Robert D. Kaplan has a challenging Oregonian op-ed “No time for U.S. to flinch” which argues (here):
Americans rightly lack an imperial mentality. But lessening our engagement with the world would have devastating consequences for humanity. The disruptions we witness today are but a taste of what is to come should our country flinch from its international responsibilities.
I think the U.S. does not have the resources to continue its current level and mode of engagement with the world. I am for reducing and shifting our mode of engagement. Put simply, we should have less troops and more students abroad.
But even Kaplan recognizes the increasing resource limitations facing the U.S.
Husbanding our power to slow America's decline in a post-Iraq and post-Afghanistan world would mean avoiding debilitating land entanglements and focusing instead on being more of an offshore balancer: that is, lurking with our air and sea forces over the horizon, intervening only when outrages are committed that unquestionably threaten our allies and world order in general. While this may be in America's interest, the very signaling of such an aloof intention may encourage regional bullies, given that rogue regimes are the organizing principles for some pivotal parts of the world.
But Oregon leaders take note, and stop your dithering, if you are even doing that, over expanding Mandarin and study abroad programs in China, Kaplan recognizes how central China will be to our futures:
North Korea already plows onward with its nuclear weapons program, even as it lobs artillery shells on a South Korean island, demonstrating the limits of both U.S. and Chinese power in a semi-anarchic world. During the Cold War, North Korea was kept in its box by the Soviet Union while the U.S. Navy dominated the Pacific as though it were an American lake. Now China's economic dominance of the region, coupled with our distracting land wars in the Middle East, is transforming the western Pacific from a benign and stable environment to a more uncertain and complex one.
China's navy is decades behind America's, but that should offer little consolation. The United States, having just experienced asymmetric warfare on land, should now expect asymmetric challenges at sea. With its improving mine-warfare capability, seabed sonar networks and cyber-warfare in the service of anti-ship ballistic missiles, not to mention its diesel-electric and nuclear submarines, China will make U.S. Navy operations more dangerous over the coming years.

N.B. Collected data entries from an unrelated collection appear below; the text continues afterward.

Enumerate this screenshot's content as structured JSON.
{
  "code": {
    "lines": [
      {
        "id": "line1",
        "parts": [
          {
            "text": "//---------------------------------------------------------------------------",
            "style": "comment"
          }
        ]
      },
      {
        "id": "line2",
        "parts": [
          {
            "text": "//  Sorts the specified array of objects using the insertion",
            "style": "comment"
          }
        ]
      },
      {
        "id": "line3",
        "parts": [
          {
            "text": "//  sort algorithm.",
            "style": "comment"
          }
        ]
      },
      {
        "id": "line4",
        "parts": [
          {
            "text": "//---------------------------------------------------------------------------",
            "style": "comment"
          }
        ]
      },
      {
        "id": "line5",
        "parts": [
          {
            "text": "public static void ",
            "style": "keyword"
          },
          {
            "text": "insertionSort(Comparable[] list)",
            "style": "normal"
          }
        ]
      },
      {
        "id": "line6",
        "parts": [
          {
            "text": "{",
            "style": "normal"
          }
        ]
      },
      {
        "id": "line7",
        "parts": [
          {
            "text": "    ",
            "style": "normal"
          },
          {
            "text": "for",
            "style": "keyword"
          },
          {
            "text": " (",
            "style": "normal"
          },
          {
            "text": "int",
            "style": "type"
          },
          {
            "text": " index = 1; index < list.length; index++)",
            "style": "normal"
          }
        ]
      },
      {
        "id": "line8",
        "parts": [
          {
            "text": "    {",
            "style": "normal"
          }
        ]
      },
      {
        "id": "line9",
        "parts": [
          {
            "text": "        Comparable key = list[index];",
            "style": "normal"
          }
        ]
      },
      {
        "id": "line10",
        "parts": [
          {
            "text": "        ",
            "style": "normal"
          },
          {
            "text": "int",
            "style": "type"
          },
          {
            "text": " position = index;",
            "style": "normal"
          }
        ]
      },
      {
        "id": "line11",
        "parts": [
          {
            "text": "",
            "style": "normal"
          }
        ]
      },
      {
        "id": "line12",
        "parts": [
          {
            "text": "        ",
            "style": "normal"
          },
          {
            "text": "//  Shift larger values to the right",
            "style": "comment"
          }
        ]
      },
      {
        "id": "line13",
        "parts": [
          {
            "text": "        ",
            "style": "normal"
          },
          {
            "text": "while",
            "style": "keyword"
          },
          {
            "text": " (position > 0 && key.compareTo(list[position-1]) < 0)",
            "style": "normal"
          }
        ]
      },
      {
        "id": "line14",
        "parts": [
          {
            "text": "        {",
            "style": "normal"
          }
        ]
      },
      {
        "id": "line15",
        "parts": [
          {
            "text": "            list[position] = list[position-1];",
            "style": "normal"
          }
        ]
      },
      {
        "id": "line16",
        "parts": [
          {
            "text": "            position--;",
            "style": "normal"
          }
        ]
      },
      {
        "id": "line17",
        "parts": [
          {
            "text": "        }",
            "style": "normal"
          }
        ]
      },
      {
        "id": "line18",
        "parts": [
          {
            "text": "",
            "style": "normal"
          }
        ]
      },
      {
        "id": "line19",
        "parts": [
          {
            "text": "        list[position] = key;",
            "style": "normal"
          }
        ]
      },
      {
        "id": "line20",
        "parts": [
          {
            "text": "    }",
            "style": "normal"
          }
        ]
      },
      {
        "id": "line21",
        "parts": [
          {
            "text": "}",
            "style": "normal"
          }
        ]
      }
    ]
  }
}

As for Taiwan, China has 1,500 short-range ballistic missiles pointed at the island, even as hundreds of commercial flights each week link Taiwan with the mainland in peaceful commerce. When China effectively incorporates Taiwan in the years to come, that will signal the arrival of a truly multipolar and less predictable military environment in East Asia.
And:
One standard narrative is that as we recede, China will step up as part of a benign post-American world. But this presupposes that all imperial powers are the same, even when history clearly demonstrates that they are not. Nor does one empire sequentially fill the gap left by another.
While the Soviet Union and the United States were both missionary powers motivated by ideals -- communism and liberal democracy -- through which they might order the world, China has no such grand conception. It is driven abroad by the hunger for natural resources (hydrocarbons, minerals and metals) that it requires to raise hundreds of millions of its citizens into the middle class.
This could abet the development of a trading system between the Indian Ocean, Africa and Central Asia that might maintain peace with minimal American involvement. But who is to fill the moral void? Does China really care if Tehran develops nuclear weapons, so long as it has access to Iran's natural gas? And Beijing may not be entirely comfortable with the North Korean regime, which keeps its population in a state of freeze-frame semi-starvation, but China props it up nevertheless.
It can be argued that with power comes moral responsibility, but decades probably will pass before China has the kind of navy and air force that would lead it to become an authentic partner in an international security system. For the moment, Beijing gets a free ride off the protection of the world's sea lanes that the U.S. Navy helps provide, and it watches us struggle to stabilize Afghanistan and Pakistan so that China can one day extract their natural resources.
So, as China rises uncertainly, Oregon’s business, political and educational leaders just watch and do nothing. No efforts to engage China for our mutual futures! No state funded expansion of Mandarin immersion programs (like in Utah)! No creation of a statewide, cost-neutral high school study abroad in China program! Nor any serious expansion of Mandarin and study abroad in China at the Oregon University System level! Just ignore, deny, dither and vacillate all across the our leadership classes.
Kaplan's op-ed has implications for both the next Portland School Board meeting and for the legislature to convene in January, and not just for our foreign policy elites in Washington, D.C.